Full Report for Listed Buildings
The list description is not intended to be a complete inventory of what is listed: it is principally intended to aid identification. By law, the definition of a listed building includes the entire building (i) and any structure or object that is fixed to the said building and ancillary to it and (ii) any other structure or object that forms part of the land and has done so since before 1 July 1948, and was within the curtilage of the building, and ancillary to it, on the date on which said building was first included in the list, or on 1 January 1969, whichever was later.
Date of Designation
10/10/2000
Date of Amendment
10/10/2000
Name of Property
Barn and Granary at Innage Farm
Unitary Authority
Monmouthshire
Location
In the centre of Mathern village about 200m north east of the Church of St Tewdric.
Broad Class
Agriculture and Subsistence
History
This building was constructed in two or possibly three stages.
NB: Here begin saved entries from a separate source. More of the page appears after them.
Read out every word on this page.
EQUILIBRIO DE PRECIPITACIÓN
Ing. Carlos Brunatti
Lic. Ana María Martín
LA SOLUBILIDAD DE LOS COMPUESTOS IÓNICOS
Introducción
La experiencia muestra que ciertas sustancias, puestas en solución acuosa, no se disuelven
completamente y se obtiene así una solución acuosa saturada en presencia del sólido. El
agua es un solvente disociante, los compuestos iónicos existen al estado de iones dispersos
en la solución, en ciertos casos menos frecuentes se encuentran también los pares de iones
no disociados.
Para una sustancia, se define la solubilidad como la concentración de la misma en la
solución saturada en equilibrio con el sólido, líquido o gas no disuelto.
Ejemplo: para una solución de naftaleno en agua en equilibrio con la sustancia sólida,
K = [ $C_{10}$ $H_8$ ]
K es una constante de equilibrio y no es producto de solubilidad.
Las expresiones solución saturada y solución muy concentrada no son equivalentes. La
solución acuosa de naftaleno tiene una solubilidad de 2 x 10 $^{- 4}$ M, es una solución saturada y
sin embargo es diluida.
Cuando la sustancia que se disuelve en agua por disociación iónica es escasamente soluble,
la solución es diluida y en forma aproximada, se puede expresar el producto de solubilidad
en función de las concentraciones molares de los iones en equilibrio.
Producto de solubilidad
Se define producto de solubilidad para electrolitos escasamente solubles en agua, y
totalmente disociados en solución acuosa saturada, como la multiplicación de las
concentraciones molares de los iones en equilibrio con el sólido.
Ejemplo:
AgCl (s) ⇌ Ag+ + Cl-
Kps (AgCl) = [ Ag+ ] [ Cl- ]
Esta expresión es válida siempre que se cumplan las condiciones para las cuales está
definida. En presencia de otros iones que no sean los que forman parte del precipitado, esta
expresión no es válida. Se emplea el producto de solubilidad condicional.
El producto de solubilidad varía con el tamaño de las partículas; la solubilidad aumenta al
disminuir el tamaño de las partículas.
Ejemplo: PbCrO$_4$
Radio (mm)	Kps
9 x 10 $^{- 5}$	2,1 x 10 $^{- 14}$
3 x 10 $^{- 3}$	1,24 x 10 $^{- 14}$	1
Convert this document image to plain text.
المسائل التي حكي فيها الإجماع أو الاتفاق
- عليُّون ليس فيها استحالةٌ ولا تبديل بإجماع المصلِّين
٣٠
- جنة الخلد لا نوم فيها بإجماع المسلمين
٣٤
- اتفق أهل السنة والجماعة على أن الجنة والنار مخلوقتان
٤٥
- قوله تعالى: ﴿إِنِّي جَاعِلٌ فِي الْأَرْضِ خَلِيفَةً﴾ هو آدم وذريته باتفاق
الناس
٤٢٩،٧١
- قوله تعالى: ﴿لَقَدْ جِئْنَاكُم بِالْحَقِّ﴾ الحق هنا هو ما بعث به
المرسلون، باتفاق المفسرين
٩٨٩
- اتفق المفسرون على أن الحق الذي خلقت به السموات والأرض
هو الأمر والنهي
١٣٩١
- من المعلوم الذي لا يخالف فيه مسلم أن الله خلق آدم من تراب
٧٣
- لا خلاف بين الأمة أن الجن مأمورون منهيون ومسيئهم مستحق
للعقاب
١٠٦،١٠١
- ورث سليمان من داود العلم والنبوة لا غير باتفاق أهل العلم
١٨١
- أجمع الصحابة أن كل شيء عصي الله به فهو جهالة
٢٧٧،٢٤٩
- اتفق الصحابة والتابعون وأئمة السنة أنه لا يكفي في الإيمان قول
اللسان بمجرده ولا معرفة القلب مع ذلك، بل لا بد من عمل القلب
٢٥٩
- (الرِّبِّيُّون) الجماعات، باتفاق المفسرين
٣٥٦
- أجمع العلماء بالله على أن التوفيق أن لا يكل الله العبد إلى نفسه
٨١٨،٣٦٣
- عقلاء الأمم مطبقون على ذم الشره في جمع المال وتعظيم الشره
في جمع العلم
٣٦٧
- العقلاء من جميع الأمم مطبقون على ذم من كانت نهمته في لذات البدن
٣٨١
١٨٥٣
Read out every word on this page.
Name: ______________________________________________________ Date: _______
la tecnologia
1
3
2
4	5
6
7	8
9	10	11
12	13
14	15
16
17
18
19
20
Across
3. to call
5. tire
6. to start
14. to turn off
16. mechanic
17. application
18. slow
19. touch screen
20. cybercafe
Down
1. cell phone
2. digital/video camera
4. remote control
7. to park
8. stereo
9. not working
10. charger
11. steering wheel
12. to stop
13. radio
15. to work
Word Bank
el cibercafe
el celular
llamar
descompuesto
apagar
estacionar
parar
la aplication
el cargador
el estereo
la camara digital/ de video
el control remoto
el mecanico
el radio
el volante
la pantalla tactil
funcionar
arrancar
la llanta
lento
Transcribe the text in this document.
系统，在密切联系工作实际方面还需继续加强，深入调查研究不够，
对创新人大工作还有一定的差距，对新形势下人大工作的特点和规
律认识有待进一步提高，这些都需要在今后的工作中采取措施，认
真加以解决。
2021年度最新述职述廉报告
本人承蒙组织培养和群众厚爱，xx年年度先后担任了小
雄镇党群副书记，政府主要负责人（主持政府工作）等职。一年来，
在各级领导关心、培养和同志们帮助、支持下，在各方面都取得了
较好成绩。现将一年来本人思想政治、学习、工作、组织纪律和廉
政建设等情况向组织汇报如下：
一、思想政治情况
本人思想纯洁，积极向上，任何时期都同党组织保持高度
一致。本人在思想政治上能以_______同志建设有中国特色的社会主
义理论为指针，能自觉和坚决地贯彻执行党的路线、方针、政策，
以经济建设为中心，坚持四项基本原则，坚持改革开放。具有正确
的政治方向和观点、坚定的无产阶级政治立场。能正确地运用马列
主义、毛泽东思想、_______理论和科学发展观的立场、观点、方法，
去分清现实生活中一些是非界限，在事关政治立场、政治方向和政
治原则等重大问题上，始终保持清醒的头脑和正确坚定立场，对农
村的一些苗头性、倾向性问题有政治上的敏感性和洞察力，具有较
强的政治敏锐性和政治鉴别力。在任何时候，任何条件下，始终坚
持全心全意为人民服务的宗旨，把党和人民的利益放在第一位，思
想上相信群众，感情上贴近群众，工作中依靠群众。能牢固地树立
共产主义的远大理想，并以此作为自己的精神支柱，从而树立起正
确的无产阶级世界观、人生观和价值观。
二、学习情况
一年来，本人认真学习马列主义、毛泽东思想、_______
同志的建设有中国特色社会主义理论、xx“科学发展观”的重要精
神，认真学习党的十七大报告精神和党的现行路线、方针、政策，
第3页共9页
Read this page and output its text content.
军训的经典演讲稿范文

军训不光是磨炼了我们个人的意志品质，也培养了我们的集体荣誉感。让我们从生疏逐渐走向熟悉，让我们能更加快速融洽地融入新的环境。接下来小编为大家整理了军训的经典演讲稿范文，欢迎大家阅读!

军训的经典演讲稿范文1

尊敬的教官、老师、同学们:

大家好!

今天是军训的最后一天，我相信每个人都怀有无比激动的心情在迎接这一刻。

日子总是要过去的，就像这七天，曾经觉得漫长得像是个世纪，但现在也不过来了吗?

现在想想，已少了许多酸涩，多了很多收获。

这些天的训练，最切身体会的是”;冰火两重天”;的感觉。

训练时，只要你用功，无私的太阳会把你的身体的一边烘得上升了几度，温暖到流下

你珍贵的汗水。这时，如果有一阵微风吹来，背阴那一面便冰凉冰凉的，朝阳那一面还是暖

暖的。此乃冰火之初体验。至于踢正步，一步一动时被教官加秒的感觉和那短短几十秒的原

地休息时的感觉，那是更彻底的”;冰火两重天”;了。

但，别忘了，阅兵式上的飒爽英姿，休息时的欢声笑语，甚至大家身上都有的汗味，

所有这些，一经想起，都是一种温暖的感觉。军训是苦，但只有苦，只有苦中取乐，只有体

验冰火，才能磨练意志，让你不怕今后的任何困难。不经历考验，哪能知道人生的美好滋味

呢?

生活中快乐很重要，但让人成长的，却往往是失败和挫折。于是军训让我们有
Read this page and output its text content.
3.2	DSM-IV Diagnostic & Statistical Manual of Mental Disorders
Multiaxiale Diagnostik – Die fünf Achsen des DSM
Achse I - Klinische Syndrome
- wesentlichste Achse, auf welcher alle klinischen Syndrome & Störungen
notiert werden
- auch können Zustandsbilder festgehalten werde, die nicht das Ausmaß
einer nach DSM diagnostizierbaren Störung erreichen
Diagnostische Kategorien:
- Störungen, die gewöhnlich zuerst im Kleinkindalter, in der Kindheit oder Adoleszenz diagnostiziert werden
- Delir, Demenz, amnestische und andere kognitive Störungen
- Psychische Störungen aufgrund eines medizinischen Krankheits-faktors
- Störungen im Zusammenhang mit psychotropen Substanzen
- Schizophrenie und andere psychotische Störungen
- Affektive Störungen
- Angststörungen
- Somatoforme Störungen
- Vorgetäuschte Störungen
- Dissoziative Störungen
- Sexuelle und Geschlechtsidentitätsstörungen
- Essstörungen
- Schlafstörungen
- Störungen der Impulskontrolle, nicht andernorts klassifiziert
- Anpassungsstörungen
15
The small first barn dates probably from the later C18 but could be older. It has had an extra hayloft, granary and cartsheds added in the first half of the C19, and there was another cart shed with granary over added at right angles to the join between the other buildings forming a T-shaped multi-purpose agricultural building. This second granary is perhaps a little later than the first addition, but is still about 1850 in date.
Exterior
The barn is constructed of a squared yellowish local stone rubble with pantiled roof, but the added buildings are in grey limestone rubble with asbestos slate roofs. The barn is of three bays with the right hand one now hidden by the projecting granary. Opposed cart doors to the threshing floor, with one slit vent to the yard and three on the rear. The barn range continues into a granary over two cart sheds. The sheds have double boarded doors, the granary an external stair and a boarded door in the gable end. The rear wall of this has a blocked door and a small rectangular window. The building projecting from the centre of these has a open cart shed under a boarded gable. External stone stair to the granary which has small windows flanking a gabled doorway. The rear elevation of this has a lean-to shed obscuring the ground floor and three more windows to the granary above, these are all 2-light casements.
Interior
The barn has a four bay roof with principal rafter trusses jointed at the apex, with tie-beams, collars, two tiers of purlins and minimal ridge piece. Stone threshing floor. The interiors were otherwise not seen.
Reason for designation
Included as a good and little altered example of a multi-purpose agricultural building of several periods but unaltered since about 1850. It also has strong group value with the adjacent Innage Farmhouse.